Катарина в полном молчании смотрела на серый утренний лес. Я почти не обращал на нее внимания. Я слушал пение ветра и доносящийся издали волчий вой – долгий, полный тоски и одиночества. Ветер несся через заснеженные холмы и долины, и мне в голову пришла нелепая мысль: это вторая половина Шанидара взывает ко мне, заклиная быть добрым к своему сыну. Волк выл долго. Катарина начала плакать, и я вспомнил, что доффель Шанидара – тюлень, а не волк. Вой утратил свой мистический смысл и снова стал всего лишь звуком, исходящим из глотки замерзшего одинокого зверя. Катарина рыдала в моих объятиях. Я коснулся ее мокрых щек, поцеловал ее веки и спросил, что ее так печалит, но она не ответила.
– Сын, – только и выговорила она. – Сын, красивый мальчик, понимаешь?

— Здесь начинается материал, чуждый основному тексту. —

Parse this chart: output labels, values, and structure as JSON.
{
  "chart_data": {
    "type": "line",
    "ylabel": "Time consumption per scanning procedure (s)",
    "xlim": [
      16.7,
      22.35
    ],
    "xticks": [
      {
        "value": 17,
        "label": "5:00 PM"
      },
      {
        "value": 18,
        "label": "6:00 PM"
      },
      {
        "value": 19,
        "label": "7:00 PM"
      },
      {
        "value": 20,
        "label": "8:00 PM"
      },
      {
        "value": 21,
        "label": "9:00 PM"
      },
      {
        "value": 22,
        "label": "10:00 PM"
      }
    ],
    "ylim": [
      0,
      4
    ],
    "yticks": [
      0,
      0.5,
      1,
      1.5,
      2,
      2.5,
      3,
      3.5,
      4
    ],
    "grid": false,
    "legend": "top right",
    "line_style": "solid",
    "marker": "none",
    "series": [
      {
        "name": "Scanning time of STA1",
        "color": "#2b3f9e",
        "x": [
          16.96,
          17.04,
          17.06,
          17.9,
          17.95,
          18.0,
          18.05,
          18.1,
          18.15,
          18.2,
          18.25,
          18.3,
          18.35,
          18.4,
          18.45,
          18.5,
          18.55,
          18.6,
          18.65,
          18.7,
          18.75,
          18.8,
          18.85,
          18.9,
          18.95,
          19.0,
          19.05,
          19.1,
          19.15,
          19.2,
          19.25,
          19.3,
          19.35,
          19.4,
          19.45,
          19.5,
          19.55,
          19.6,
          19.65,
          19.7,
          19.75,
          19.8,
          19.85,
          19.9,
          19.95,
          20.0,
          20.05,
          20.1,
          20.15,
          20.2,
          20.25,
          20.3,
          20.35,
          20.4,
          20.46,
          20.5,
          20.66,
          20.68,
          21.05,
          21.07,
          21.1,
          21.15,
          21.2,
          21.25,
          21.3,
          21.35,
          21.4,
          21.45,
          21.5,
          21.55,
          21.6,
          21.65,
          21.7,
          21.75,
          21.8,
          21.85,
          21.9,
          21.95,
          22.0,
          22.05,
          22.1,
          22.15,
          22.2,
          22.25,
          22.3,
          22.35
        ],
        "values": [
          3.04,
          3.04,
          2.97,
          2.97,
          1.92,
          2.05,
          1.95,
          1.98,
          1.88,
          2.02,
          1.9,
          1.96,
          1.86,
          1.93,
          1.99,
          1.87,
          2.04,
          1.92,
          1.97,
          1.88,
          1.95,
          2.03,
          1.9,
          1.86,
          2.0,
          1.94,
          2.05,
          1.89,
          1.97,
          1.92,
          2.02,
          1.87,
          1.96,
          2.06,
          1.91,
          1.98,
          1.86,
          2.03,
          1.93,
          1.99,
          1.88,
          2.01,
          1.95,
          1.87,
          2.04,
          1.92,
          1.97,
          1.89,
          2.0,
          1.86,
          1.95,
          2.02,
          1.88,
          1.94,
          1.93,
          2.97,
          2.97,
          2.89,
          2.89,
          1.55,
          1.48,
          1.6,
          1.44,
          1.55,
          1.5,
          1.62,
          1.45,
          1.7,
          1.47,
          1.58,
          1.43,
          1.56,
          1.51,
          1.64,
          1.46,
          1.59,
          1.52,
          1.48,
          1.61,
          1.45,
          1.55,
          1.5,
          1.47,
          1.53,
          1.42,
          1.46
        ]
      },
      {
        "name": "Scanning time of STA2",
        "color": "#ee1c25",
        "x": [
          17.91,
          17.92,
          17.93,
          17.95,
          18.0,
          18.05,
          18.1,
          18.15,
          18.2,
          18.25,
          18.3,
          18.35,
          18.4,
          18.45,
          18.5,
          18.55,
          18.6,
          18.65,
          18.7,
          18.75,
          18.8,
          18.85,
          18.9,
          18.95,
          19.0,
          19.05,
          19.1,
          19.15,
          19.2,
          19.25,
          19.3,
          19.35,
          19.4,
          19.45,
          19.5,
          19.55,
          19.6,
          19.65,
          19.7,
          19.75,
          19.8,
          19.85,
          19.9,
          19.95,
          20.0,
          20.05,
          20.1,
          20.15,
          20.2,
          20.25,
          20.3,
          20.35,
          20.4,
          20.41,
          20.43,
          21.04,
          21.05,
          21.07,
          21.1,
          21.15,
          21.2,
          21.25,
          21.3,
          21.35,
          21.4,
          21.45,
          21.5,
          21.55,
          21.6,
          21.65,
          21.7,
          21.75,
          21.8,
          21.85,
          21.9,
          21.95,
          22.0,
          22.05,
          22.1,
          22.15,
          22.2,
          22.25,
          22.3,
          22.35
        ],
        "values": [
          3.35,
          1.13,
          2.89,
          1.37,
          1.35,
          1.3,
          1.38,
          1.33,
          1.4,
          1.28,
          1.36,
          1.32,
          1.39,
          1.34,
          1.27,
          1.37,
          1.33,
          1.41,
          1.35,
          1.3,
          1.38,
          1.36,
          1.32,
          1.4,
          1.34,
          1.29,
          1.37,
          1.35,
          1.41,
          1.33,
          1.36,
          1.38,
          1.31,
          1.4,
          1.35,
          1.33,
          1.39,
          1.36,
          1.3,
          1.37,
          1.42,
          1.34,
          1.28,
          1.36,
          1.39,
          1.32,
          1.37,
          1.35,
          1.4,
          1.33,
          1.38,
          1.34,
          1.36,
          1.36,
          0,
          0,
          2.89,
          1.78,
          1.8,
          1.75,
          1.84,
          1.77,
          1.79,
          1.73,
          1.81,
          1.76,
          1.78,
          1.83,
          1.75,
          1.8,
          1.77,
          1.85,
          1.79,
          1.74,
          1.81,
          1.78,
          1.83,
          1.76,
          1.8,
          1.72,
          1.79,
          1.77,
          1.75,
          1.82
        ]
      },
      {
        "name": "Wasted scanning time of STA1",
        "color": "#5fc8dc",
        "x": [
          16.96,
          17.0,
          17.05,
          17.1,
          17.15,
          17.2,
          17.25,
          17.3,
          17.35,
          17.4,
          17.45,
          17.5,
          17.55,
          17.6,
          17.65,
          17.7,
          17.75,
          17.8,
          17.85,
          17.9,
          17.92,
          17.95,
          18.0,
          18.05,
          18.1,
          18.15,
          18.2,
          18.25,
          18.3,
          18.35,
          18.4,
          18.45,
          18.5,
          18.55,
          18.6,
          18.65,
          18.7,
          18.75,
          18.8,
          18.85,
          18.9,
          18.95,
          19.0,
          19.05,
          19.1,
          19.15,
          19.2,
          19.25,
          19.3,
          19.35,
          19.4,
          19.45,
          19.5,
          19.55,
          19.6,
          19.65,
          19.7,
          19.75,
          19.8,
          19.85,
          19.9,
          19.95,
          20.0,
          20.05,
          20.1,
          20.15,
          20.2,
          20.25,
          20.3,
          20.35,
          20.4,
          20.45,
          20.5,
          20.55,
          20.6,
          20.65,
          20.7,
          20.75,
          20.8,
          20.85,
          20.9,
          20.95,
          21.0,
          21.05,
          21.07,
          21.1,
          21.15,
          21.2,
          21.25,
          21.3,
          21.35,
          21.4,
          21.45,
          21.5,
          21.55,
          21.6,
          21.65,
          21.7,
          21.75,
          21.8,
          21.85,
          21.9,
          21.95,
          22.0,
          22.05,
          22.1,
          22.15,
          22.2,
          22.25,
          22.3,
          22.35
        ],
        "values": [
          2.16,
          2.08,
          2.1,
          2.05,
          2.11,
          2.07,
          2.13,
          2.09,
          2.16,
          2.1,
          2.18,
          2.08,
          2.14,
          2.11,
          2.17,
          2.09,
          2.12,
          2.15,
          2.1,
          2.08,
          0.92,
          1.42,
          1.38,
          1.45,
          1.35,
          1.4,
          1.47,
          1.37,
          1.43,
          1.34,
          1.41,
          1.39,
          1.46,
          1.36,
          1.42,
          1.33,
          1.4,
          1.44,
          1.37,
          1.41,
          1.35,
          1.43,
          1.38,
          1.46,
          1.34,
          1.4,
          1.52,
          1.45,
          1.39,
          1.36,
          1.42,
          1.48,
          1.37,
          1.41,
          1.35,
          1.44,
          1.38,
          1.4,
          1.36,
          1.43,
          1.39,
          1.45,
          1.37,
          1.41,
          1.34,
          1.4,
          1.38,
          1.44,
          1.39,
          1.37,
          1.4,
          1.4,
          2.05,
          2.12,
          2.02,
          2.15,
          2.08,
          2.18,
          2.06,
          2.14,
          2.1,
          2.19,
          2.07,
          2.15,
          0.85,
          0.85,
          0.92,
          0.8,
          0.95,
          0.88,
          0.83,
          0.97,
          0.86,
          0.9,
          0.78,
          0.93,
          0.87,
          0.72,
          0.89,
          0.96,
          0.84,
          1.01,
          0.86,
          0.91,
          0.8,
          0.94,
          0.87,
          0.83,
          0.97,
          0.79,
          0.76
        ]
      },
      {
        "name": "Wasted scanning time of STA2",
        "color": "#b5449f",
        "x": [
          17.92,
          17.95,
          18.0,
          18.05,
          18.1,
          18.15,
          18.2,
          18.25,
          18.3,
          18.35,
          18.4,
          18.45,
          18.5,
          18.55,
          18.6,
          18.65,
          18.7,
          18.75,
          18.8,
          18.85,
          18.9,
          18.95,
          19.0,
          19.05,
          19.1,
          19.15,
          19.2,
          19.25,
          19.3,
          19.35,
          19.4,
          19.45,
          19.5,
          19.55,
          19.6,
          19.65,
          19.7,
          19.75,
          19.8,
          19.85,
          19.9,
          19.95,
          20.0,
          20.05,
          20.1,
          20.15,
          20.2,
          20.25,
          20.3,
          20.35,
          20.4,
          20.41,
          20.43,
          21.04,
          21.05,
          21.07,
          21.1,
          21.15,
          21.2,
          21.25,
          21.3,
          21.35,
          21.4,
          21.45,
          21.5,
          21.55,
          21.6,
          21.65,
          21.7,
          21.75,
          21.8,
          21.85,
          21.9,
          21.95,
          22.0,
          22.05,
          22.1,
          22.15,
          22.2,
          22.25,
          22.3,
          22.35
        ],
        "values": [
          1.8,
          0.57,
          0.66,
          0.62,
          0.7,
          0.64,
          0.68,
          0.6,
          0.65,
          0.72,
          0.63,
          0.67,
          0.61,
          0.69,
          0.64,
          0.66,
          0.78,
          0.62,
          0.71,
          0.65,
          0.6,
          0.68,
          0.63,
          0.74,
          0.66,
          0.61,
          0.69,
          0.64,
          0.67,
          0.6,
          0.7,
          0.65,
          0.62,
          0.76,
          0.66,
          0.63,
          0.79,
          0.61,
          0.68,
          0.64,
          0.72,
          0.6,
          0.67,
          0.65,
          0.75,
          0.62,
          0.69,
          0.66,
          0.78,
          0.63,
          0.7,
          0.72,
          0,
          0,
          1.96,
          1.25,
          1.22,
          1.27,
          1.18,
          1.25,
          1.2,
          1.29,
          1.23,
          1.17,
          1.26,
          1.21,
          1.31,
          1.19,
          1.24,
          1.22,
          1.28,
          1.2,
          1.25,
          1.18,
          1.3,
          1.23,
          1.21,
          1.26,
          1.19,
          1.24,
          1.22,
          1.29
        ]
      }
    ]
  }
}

Рассказывая о крахе нашей экспедиции, а также о череде заговоров и убийств, приведших к кризису нашего Ордена и к войне, я должен начать с событий, при которых сам не присутствовал. Кое-кто – я имею в виду эпистемологов – сочтет такое вторичное повествование недостоверным, но я уверен, что рассказ Жюстины можно рассматривать как максимальное приближение к истине. Что такое истина, в конце концов? Эпистемы я предложить не могу, поскольку в том, что касается нашего биологического вида, достоверного знания не существует. Если то, что я говорю, порой кажется нелогичным, несет отпечаток хаоса и безумия – это потому, что человеческая жизнь отмечена такой же печатью.
Через два дня после похорон Шанидара, на восемьдесят пятый день зимы, все мужчины и большинство мальчиков ранним утром ушли охотиться на шегшея в одной из западных долин Квейткеля. Было холодно: утро началось с синего мороза, который днем еще больше окреп. Воздух окружал остров стальным колпаком, деревья трещали и раскалывались, брызгая щепками. Женщины и дети из-за холода оставались в пещере, держась поближе к кострам и горючим камням. Все зябли и тряслись – кроме моей матери. Мать горела в жару, но виной тому была не болезнь, если не считать болезнью ревность и ненависть. Два дня назад она проследила нас с Катариной до ручья, проявив незаурядные шпионские качества. Она спряталась за деревом и слышала мой радостный крик. Весть о моем отцовстве ранила ее в самое сердце. Два дня она молчала, и ненависть зрела в ней, как нарыв.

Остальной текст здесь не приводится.